Marley and Riley serve food like meatloaf, vegetables, and strawberries to seniors who attend the weekly lunch at the community center. Stephanie says they’re usually the only youth in attendance, and Marley and Riley enjoy interacting with the seniors. Marley and Riley tell them about what they’re learning in school while the seniors talk about their interests. Apparently, many of them are swimmers, Marley says. “You get to hear conversations and hear stories of how things were back in the olden days,” Stephanie says.

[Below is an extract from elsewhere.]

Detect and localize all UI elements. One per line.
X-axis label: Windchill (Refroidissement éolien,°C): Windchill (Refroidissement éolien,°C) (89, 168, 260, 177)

At an annual Thanksgiving dinner at St. Cyril’s Church, Marley and Riley help set the table and serve the food. These meals are well attended by the homeless population in town.
“It feels good to make them happy because they don’t have anywhere to live and don’t have food. “Watching their faces when they get food, I feel really good,” says Riley, who is 9 years old.
Stephanie says these experiences have provided her children a lens into how fortunate they are, a message that she says doesn’t always hit home until you interact with the underprivileged personally.
“You can’t expect them to understand that context until you show them and give them that perspective,” she says. “With the different volunteering opportunities, they’ve been able to gain some of that perspective.”
At the library, the Hartgraves work the cash register and help customers find books. They also help collect bottles annually to fundraise for their local softball team.
Though they couldn’t volunteer during the pandemic due to the closure of facilities like the library and community center, the Hartgraves found another way to spread goodwill. The sisters painted “love and happiness” rocks with designs like hearts and flowers and accompanied them with uplifting messages before placing them across town. The hope was for people’s spirits to be lifted when they came across the rocks. “Painting rocks is really fun and people are happy when they find one,” Riley says.
In the future, Marley wants to volunteer to assist the homeless in other ways and also to help animals. Later on, Marley wants to be a veterinarian or a marine biologist, while Riley aspires to start a donut shop with a friend. Regardless of what they do, Stephanie believes these volunteering experiences will help her daughters in the long run.
“Being able to get that experience of feeling how good it feels to serve others has been really important,” she says.